Peut-être qu’Abbas et son ministre tellement en colère devant la BBC sont rendus confus par les sempiternelles promesses israéliennes d’un état palestinien. « Le futur état palestinien doit être établi selon les besoins de la sécurité d’Israël, y compris la surveillance du passage des frontières et le désarmement des militants, » a rapporté Haaretz, faisant écho à des commentaires faits par Tzipi Livni, la ministre israéliennes des affaires étrangères.

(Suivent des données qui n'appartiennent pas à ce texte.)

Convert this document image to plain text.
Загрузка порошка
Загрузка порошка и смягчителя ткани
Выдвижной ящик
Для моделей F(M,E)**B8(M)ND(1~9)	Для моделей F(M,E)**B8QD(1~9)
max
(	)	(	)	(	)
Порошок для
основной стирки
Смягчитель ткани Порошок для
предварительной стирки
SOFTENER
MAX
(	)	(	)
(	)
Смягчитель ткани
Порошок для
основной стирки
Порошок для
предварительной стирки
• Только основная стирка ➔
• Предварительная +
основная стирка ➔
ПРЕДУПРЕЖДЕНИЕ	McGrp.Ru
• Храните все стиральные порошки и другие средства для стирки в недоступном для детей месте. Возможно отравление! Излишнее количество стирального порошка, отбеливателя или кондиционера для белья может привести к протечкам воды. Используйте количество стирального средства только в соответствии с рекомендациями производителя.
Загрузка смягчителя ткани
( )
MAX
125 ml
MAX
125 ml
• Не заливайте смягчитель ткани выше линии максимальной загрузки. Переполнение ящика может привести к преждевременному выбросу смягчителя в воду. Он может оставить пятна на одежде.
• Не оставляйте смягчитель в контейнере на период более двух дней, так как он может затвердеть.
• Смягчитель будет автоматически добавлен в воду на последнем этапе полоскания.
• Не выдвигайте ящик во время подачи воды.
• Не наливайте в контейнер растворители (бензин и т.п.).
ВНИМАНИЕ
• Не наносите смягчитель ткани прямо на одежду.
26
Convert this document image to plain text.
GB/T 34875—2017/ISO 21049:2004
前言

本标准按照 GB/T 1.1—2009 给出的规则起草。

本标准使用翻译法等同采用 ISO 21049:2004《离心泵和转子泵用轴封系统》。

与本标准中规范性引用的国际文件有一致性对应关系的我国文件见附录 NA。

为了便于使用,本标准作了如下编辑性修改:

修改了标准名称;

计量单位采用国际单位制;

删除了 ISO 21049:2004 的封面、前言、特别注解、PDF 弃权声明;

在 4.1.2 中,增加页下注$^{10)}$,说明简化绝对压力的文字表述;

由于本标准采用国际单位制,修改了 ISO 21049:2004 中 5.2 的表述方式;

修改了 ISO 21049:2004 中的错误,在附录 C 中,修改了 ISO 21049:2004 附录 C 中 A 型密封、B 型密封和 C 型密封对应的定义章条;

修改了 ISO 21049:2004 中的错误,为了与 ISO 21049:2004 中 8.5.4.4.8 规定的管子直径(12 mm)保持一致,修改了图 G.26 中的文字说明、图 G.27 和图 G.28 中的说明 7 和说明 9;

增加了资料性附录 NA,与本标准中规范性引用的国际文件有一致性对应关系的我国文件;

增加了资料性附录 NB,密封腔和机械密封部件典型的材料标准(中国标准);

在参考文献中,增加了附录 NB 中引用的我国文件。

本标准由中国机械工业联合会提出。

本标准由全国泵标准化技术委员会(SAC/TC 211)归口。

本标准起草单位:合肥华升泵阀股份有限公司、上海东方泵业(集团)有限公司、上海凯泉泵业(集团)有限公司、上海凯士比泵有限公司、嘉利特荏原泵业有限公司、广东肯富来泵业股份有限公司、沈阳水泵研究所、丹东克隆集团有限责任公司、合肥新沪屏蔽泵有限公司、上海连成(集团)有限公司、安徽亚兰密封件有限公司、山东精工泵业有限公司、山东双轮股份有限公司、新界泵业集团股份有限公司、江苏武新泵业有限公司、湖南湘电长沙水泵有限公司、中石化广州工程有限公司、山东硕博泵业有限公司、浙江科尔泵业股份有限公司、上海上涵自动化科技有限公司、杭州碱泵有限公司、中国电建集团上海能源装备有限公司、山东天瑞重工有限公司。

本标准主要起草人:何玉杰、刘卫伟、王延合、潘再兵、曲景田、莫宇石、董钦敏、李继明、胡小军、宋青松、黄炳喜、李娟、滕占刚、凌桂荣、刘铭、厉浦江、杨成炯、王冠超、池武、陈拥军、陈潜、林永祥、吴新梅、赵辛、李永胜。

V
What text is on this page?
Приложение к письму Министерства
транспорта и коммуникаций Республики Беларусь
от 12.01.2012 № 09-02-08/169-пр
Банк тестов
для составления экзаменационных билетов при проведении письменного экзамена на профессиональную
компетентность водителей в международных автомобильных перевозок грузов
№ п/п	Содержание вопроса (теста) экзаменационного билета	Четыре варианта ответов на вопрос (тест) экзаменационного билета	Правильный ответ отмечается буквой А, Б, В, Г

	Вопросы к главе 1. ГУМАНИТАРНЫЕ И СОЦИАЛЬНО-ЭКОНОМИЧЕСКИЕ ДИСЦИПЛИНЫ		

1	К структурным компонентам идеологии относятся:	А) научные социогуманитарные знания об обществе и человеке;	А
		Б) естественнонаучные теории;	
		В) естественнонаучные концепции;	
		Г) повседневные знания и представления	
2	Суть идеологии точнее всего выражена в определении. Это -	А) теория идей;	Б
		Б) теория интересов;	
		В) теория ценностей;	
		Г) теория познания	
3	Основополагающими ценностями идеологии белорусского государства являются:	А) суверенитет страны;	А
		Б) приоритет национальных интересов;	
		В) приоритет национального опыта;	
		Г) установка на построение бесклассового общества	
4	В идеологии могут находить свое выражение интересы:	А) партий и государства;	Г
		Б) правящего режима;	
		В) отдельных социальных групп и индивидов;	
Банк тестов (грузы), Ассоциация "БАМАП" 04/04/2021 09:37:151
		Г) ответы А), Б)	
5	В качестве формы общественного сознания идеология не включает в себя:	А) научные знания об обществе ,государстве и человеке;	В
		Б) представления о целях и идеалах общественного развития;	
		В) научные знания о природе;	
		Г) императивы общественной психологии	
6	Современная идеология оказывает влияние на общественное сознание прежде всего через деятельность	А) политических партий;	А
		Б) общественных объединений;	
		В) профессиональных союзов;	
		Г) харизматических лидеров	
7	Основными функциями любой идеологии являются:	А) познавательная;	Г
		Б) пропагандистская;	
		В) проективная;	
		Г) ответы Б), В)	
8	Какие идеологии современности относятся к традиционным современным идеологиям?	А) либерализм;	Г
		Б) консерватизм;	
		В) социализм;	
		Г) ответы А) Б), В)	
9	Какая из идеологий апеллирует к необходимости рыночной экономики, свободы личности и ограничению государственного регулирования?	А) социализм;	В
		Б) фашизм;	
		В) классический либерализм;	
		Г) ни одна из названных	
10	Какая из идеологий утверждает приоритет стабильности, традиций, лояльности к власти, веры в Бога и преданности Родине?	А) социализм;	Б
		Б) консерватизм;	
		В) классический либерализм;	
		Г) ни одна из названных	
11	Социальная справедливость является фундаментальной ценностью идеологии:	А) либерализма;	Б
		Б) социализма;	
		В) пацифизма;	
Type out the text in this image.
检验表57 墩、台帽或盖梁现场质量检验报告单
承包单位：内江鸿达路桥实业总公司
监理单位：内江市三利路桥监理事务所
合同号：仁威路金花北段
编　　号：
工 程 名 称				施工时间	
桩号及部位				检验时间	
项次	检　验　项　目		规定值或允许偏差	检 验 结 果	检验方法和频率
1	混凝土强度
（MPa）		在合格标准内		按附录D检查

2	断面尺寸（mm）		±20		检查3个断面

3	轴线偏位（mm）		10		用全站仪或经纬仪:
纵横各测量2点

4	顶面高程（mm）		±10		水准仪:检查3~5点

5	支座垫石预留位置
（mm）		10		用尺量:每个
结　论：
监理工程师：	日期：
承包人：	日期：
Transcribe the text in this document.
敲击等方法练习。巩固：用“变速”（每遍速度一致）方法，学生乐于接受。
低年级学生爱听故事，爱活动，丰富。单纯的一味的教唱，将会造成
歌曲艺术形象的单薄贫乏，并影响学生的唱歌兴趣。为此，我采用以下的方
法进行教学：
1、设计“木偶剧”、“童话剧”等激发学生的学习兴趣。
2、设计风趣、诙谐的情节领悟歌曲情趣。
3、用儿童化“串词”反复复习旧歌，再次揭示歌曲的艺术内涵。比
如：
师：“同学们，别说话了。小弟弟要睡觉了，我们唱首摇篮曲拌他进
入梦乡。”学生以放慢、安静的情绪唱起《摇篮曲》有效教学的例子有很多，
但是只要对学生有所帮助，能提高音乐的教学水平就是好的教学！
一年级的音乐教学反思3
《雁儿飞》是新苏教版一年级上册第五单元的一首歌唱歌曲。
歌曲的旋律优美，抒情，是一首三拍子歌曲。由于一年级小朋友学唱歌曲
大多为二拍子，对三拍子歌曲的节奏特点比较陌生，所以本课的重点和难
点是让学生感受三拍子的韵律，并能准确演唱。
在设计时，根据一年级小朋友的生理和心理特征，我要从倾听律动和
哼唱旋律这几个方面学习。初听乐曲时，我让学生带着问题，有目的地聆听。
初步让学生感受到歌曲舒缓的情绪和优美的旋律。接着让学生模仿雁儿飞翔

Voici ce qu’il en est pour la souveraineté.

Le journal israélien poursuivait en disant : « Israël fait savoir son intention de maintenir les blocs importants de colonies en Cisjordanie dans le cadre de n’importe quel accord de paix avec les Palestiniens, et que son réseau de barrages sur les routes et de checkpoints en Cisjordanie sert à empêcher des attaques contre des Israéliens. »

Même si la promesse israélienne prend jamais forme, la ségrégation y est partout inscrite.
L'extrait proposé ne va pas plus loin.